The organisation, started by Richard Moore, is dedicated to eradicating poverty and making healthcare and education more accessible to young children around the world.
“He would say compassion without action is no good”. The visit to the city to marked the organizations 20th anniversary.
He is a guest of charity Children in Crossfire, which is marking 20 years of global development work.
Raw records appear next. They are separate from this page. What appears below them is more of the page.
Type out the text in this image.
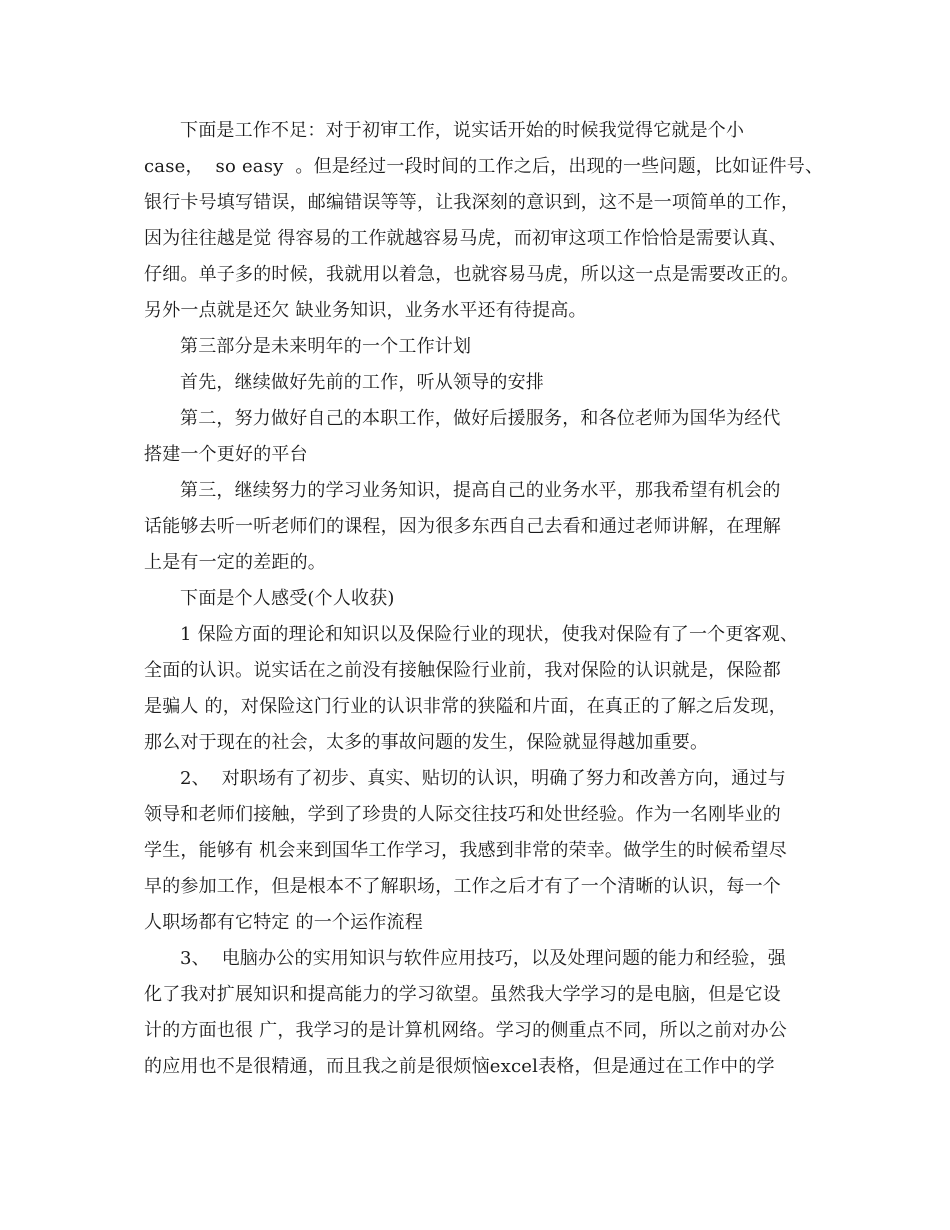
下面是工作不足：对于初审工作，说实话开始的时候我觉得它就是个小
case，  so easy  。但是经过一段时间的工作之后，出现的一些问题，比如证件号、
银行卡号填写错误，邮编错误等等，让我深刻的意识到，这不是一项简单的工作，
因为往往越是觉 得容易的工作就越容易马虎，而初审这项工作恰恰是需要认真、
仔细。单子多的时候，我就用以着急，也就容易马虎，所以这一点是需要改正的。
另外一点就是还欠 缺业务知识，业务水平还有待提高。
第三部分是未来明年的一个工作计划
首先，继续做好先前的工作，听从领导的安排
第二，努力做好自己的本职工作，做好后援服务，和各位老师为国华为经代
搭建一个更好的平台
第三，继续努力的学习业务知识，提高自己的业务水平，那我希望有机会的
话能够去听一听老师们的课程，因为很多东西自己去看和通过老师讲解，在理解
上是有一定的差距的。
下面是个人感受(个人收获)
1 保险方面的理论和知识以及保险行业的现状，使我对保险有了一个更客观、
全面的认识。说实话在之前没有接触保险行业前，我对保险的认识就是，保险都
是骗人 的，对保险这门行业的认识非常的狭隘和片面，在真正的了解之后发现，
那么对于现在的社会，太多的事故问题的发生，保险就显得越加重要。
2、  对职场有了初步、真实、贴切的认识，明确了努力和改善方向，通过与
领导和老师们接触，学到了珍贵的人际交往技巧和处世经验。作为一名刚毕业的
学生，能够有 机会来到国华工作学习，我感到非常的荣幸。做学生的时候希望尽
早的参加工作，但是根本不了解职场，工作之后才有了一个清晰的认识，每一个
人职场都有它特定 的一个运作流程
3、  电脑办公的实用知识与软件应用技巧，以及处理问题的能力和经验，强
化了我对扩展知识和提高能力的学习欲望。虽然我大学学习的是电脑，但是它设
计的方面也很 广，我学习的是计算机网络。学习的侧重点不同，所以之前对办公
的应用也不是很精通，而且我之前是很烦恼excel表格，但是通过在工作中的学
A rubber bullet hit, eyesight gone. “I describe him as my hero”.
Leaders are not using common sense, the Tibetan spiritual leader added, amid heightened tensions and military exercises.
Earlier at the press conference at the City Hotel, he also spoke about how vital an uncensored media is for the world today, and how important it was that individual journalists as human beings help to make the world a better, more compassionate place.
Ms Lumley previously said she was “honoured” to be invited to take part in Children in Crossfire’s 20th Anniversary.
“That is such an experience”.
The Dalai Lama has visited Northern Ireland several times, in October 2000, November 2005 and April 2013.
While he acknowledged he did not know the precise details of what was going on in Northern Ireland right now, he urged calm discussion. “Each country belongs to its people”. The spiritual leader considers Moore not only his friend but also his hero.
He added: “With too much motion, you can’t see the reality”.